In the exogamous marriage stage, it was very common for the brothers of the same family to marry a wife from the other group, and she would be the wife of all the brothers in the family, and vice versa.
As the first marriage taboo in Chinese history, consanguineous marriage emerged during the middle Neolithic Age, which banned a parent-offspring marriage but allowed the marriage of people of the same generation (such as the brother and sister of a family).
The representative consanguineous marriage was between Fu Xi (one of the Three August Ones and the Five Lords) and Nv Wa, who were blood brother and sister.

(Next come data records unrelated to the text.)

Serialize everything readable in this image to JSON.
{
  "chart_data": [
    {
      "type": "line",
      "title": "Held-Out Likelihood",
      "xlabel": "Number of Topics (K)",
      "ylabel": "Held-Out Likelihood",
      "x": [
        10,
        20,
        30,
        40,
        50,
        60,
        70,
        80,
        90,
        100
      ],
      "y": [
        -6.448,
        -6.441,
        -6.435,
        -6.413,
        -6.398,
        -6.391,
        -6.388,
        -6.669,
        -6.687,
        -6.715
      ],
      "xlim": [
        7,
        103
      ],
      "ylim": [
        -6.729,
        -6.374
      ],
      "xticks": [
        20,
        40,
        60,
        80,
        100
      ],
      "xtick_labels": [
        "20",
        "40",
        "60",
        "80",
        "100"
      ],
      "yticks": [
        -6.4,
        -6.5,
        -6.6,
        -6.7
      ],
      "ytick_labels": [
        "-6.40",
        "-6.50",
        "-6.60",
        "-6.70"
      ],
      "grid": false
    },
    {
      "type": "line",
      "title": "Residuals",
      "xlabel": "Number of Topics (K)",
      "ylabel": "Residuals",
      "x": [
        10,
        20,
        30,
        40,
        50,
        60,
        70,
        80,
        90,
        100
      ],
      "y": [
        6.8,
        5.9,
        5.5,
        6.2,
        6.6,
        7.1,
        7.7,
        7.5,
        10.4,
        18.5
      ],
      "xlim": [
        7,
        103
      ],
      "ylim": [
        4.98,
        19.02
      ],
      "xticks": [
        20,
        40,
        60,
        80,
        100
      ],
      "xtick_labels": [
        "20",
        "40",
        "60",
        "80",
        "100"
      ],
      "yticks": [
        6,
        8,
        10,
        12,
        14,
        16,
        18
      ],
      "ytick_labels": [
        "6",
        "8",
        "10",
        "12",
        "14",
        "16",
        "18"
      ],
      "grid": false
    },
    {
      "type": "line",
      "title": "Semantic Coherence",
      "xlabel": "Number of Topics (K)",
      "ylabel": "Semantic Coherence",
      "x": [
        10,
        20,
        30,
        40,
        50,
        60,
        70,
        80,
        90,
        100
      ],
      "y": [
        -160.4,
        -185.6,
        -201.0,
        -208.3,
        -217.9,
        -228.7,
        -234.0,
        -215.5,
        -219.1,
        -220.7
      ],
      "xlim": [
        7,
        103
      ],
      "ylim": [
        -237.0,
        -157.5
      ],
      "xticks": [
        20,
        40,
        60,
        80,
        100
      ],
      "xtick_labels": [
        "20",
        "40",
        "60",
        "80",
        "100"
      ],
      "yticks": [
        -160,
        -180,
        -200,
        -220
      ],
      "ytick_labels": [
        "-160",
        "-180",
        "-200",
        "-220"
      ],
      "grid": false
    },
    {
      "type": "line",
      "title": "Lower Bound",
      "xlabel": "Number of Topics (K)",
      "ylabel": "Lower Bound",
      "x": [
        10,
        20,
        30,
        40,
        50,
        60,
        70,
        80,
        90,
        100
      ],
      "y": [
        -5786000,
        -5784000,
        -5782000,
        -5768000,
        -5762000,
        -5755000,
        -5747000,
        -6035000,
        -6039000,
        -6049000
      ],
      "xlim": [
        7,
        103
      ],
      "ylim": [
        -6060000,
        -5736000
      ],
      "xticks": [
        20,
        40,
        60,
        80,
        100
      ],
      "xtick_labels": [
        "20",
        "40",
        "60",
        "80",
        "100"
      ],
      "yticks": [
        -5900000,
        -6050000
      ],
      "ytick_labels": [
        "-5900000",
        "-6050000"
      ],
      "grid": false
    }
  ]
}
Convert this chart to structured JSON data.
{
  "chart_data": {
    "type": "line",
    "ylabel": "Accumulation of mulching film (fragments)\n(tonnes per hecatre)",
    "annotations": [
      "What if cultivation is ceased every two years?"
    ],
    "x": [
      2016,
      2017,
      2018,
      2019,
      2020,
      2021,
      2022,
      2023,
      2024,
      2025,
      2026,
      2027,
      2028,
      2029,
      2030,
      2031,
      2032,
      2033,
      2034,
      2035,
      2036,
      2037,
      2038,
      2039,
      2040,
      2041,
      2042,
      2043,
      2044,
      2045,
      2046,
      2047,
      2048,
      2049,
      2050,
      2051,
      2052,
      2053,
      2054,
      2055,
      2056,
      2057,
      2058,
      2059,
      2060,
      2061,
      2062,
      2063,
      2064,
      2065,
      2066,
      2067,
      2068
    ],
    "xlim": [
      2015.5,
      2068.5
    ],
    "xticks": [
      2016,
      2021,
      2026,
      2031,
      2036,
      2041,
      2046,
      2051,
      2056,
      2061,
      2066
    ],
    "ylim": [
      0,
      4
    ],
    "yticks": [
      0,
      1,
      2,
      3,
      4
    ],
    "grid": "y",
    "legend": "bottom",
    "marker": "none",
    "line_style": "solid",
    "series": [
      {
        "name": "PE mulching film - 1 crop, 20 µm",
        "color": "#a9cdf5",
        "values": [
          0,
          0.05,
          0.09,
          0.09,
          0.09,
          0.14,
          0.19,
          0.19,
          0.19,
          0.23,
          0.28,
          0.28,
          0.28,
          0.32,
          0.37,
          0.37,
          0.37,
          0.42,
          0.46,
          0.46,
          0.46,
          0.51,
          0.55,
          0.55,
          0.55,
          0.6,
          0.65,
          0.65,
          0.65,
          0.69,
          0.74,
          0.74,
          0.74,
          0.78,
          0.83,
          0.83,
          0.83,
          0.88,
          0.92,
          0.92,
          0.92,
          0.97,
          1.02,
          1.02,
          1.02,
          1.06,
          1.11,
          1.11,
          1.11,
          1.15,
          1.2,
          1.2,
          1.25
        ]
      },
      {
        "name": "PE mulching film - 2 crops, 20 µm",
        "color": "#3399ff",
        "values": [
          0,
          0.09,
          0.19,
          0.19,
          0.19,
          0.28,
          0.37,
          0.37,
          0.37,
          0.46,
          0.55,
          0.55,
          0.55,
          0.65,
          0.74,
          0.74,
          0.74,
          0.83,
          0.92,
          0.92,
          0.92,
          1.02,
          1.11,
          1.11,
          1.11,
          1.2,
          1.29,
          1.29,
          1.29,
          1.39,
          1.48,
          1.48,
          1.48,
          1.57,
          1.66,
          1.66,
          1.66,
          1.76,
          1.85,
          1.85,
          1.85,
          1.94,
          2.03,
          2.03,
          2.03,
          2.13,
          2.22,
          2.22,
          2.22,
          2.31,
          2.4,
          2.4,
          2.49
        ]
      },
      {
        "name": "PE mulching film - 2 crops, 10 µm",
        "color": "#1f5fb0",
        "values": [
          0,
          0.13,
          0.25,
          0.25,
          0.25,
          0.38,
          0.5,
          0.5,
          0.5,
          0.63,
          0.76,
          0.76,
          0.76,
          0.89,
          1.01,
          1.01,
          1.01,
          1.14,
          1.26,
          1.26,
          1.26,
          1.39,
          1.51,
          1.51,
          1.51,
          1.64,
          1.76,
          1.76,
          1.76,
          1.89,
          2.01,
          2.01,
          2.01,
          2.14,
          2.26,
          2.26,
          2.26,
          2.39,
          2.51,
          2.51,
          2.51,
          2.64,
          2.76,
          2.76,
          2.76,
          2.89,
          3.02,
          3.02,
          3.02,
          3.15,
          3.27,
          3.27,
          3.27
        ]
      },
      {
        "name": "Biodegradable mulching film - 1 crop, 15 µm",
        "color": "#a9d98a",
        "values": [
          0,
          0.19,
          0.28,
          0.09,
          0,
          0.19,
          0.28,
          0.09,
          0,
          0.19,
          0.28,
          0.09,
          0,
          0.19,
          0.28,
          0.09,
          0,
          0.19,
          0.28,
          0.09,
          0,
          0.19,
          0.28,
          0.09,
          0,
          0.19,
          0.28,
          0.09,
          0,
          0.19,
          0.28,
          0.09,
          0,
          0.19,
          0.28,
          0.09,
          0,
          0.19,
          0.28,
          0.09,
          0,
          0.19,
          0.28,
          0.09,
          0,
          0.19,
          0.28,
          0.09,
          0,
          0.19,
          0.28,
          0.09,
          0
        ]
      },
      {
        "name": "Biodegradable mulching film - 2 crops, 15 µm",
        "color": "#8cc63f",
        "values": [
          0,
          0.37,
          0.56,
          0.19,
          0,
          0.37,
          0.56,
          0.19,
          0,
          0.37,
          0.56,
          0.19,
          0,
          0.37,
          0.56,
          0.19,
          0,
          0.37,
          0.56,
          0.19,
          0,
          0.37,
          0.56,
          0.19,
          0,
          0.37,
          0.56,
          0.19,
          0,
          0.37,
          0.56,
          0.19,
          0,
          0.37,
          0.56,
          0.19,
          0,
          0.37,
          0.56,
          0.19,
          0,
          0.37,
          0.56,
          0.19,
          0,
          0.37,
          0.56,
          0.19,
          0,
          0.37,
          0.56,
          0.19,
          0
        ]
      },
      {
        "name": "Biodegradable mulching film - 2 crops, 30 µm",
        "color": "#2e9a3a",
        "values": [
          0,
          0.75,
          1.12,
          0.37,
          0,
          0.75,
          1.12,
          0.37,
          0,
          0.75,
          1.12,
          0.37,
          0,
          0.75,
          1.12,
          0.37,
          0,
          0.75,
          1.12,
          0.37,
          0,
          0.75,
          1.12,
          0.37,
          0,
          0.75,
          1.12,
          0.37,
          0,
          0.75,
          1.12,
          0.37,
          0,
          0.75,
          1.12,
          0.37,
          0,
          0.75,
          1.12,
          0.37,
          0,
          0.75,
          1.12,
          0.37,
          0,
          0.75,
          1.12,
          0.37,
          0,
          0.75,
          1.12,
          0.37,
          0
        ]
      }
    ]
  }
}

It was tolerated for a man to take concubines other than his primary wife, but only the upper and middle class men could afford it owing to their affluent resources.
Tolerance toward Polygamy Generally speaking, it was a traditional national policy to carry out feudalistic monogamy in ancient China, however, the traditional Chinese culture didn't prohibit or explicitly encourage polygamy (a man and multi women).In the primitive society, the ancestors of the Chinese people lived in groups and had no fixed spouses, and they had sexual relationships indiscriminately with one another.Owing to their weak gender awareness, they didn't felt ashamed and weren't bound by customs and etiquettes.Matched Social Status The marriageable age was 20 for males and 16 for females in ancient China, and an ideal standard of marriage was well-matched in social and economic status for the two families.
In the Western Zhou Dynasty (1046 BC-771 BC), the intermarriage between noblemen and commoners was absolutely forbidden by law.Submitting Betrothal Gifts: after the matchmaker informed the girl's parents that the birthdates of the couple-to-be matched, the boy's parents would arrange and submit betrothal gifts to the girl's family with the betrothal letter.